Alumni Spotlight Health & Wellness Profiles

Andrew McKown: On the Front Lines

Portrait of Andrew McKown
Like so many health care professionals, pulmonologist Andrew McKown BS '07 has dedicated himself to treating COVID-19 patients. (Photo by John and Kate Weatherford)

Andrew McKown is face-to-face with COVID-19 every day, serving his community in a vital way few can. It’s like nothing he’s experienced before.

“Normally, when a patient comes in with respiratory failure, you know what to do,” says McKown, a physician at Athens Pulmonary and co-director of the Piedmont Athens Regional Medical Center Intensive Care Unit. “When a patient comes in with COVID-19? How we managed it three weeks ago is different from how we managed it last week. It’s crazy.”

McKown BS ’07 grew up in East Cobb and chose UGA after being offered a Foundation Fellowship—a decision met with approval from his family, which includes more than a dozen alumni, including his parents and two sisters.

McKown’s Foundation Fellowship experience offered valuable opportunities such as travel-study work at clinics in Thailand and Uganda. After graduating in 2007, McKown went to Harvard Medical School, met his wife, Ellen House, and discovered a passion for pulmonology. A Massachusetts General Hospital residency followed, then a fellowship at Vanderbilt University Medical Center.

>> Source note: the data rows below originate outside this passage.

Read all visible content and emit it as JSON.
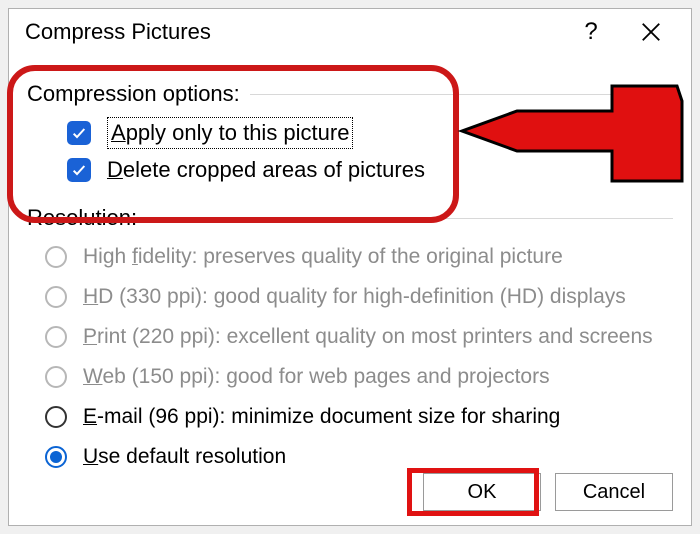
{
  "title": "Compress Pictures",
  "compression": {
    "label": "Compression options:",
    "apply_only": "Apply only to this picture",
    "delete_cropped": "Delete cropped areas of pictures"
  },
  "resolution": {
    "label": "Resolution:",
    "high_fidelity": "High fidelity: preserves quality of the original picture",
    "hd": "HD (330 ppi): good quality for high-definition (HD) displays",
    "print": "Print (220 ppi): excellent quality on most printers and screens",
    "web": "Web (150 ppi): good for web pages and projectors",
    "email": "E-mail (96 ppi): minimize document size for sharing",
    "default": "Use default resolution"
  },
  "buttons": {
    "ok": "OK",
    "cancel": "Cancel"
  }
}
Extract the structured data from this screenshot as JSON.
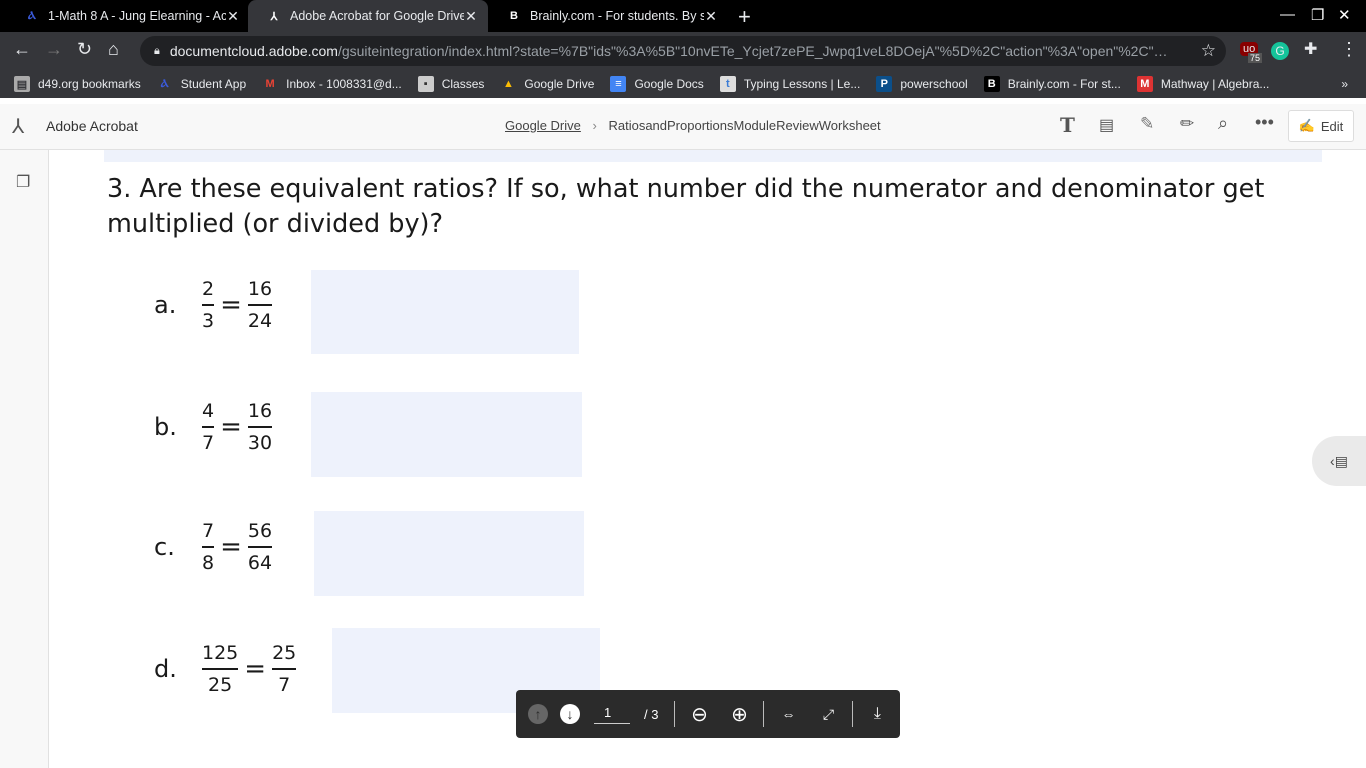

After completing his time at Vanderbilt, he reconnected with friends and mentors from UGA, setting wheels into motion for a move back to the Classic City. McKown and his family have been in Athens for two years.

But the past few months make the past two years seem quite distant. When the coronavirus pandemic hit, Athens Pulmonary doubled its daily commitment of physicians to affiliated hospitals and overhauled their doctors’ call schedules. And while having an unpredictable daily schedule is stressful, it pales in comparison to the work of treating this disease.

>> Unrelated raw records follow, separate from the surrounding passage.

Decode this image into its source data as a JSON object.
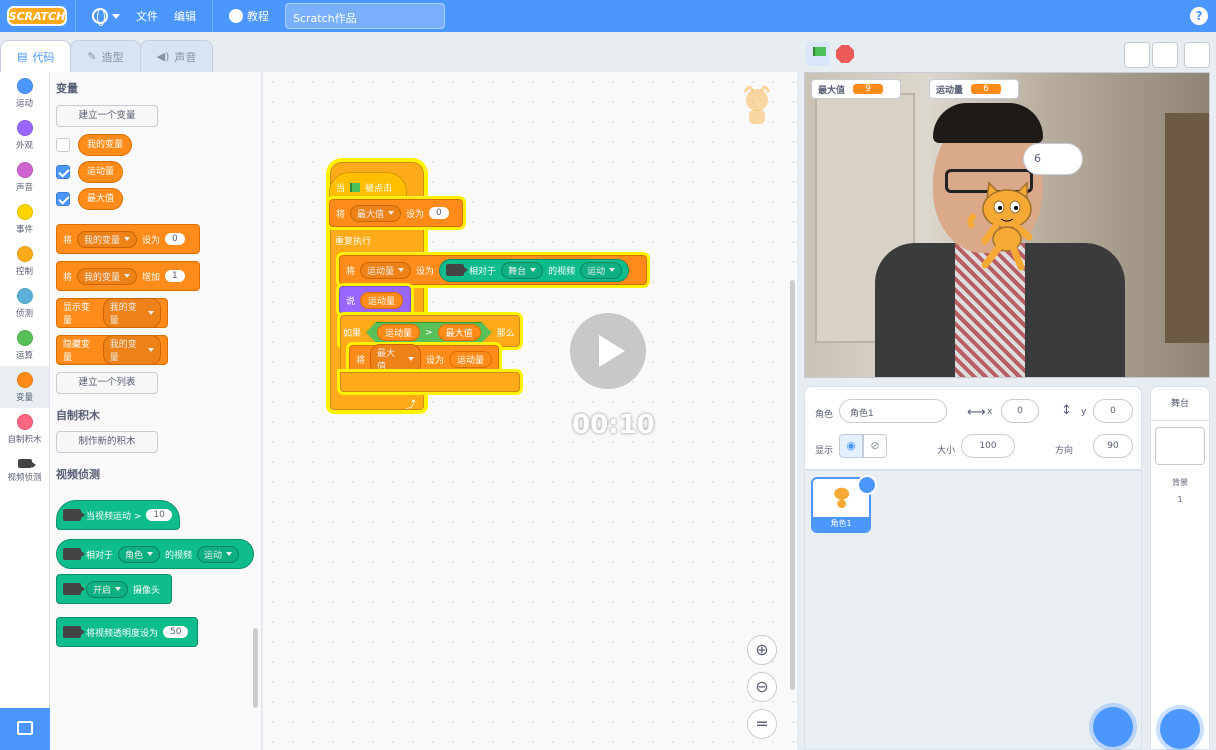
{
  "menu": {
    "logo": "SCRATCH",
    "file": "文件",
    "edit": "编辑",
    "tutorials": "教程",
    "project_title": "Scratch作品",
    "help": "?"
  },
  "tabs": {
    "code": "代码",
    "costumes": "造型",
    "sounds": "声音"
  },
  "categories": [
    {
      "label": "运动",
      "color": "#4c97ff"
    },
    {
      "label": "外观",
      "color": "#9966ff"
    },
    {
      "label": "声音",
      "color": "#cf63cf"
    },
    {
      "label": "事件",
      "color": "#ffd500"
    },
    {
      "label": "控制",
      "color": "#ffab19"
    },
    {
      "label": "侦测",
      "color": "#5cb1d6"
    },
    {
      "label": "运算",
      "color": "#59c059"
    },
    {
      "label": "变量",
      "color": "#ff8c1a"
    },
    {
      "label": "自制积木",
      "color": "#ff6680"
    },
    {
      "label": "视频侦测",
      "color": "#0fbd8c"
    }
  ],
  "palette": {
    "variables_heading": "变量",
    "make_variable": "建立一个变量",
    "vars": [
      "我的变量",
      "运动量",
      "最大值"
    ],
    "set_block": {
      "w1": "将",
      "var": "我的变量",
      "w2": "设为",
      "val": "0"
    },
    "change_block": {
      "w1": "将",
      "var": "我的变量",
      "w2": "增加",
      "val": "1"
    },
    "show_block": {
      "w1": "显示变量",
      "var": "我的变量"
    },
    "hide_block": {
      "w1": "隐藏变量",
      "var": "我的变量"
    },
    "make_list": "建立一个列表",
    "myblocks_heading": "自制积木",
    "make_block": "制作新的积木",
    "video_heading": "视频侦测",
    "when_motion": {
      "w1": "当视频运动 >",
      "val": "10"
    },
    "video_on": {
      "w1": "相对于",
      "dd1": "角色",
      "w2": "的视频",
      "dd2": "运动"
    },
    "turn_video": {
      "dd": "开启",
      "w": "摄像头"
    },
    "set_transparency": {
      "w": "将视频透明度设为",
      "val": "50"
    }
  },
  "script": {
    "hat": {
      "w1": "当",
      "w2": "被点击"
    },
    "set_max": {
      "w1": "将",
      "var": "最大值",
      "w2": "设为",
      "val": "0"
    },
    "forever": "重复执行",
    "set_motion": {
      "w1": "将",
      "var": "运动量",
      "w2": "设为",
      "w3": "相对于",
      "dd1": "舞台",
      "w4": "的视频",
      "dd2": "运动"
    },
    "say": {
      "w": "说",
      "var": "运动量"
    },
    "if_block": {
      "w1": "如果",
      "a": "运动量",
      "op": ">",
      "b": "最大值",
      "w2": "那么"
    },
    "set_max2": {
      "w1": "将",
      "var": "最大值",
      "w2": "设为",
      "val": "运动量"
    }
  },
  "video_timer": "00:10",
  "monitors": [
    {
      "label": "最大值",
      "value": "9"
    },
    {
      "label": "运动量",
      "value": "6"
    }
  ],
  "speech": "6",
  "sprite_info": {
    "sprite_label": "角色",
    "sprite_name": "角色1",
    "x_label": "x",
    "x": "0",
    "y_label": "y",
    "y": "0",
    "show_label": "显示",
    "size_label": "大小",
    "size": "100",
    "dir_label": "方向",
    "dir": "90"
  },
  "sprite_list": [
    {
      "name": "角色1"
    }
  ],
  "stage_panel": {
    "title": "舞台",
    "backdrop_label": "背景",
    "backdrop_count": "1"
  }
}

“I’ve seen people across the age spectrum critically ill—close to death—here in Athens from COVID-19,” McKown says. “If we don’t continue taking the necessary steps to slow the spread of infection, there could be so many cases that we will be strained to take care of them all.”

But he takes heart in a few things, including strong leadership at Piedmont Athens Regional and the outpouring of community support.

“There are signs all over the hospital that are, essentially, a cheering section,” McKown says. “There have been a number of gifts like hand-sewn face masks. UGA’s creating face shields. All of these things are amazing, and they are impactful.”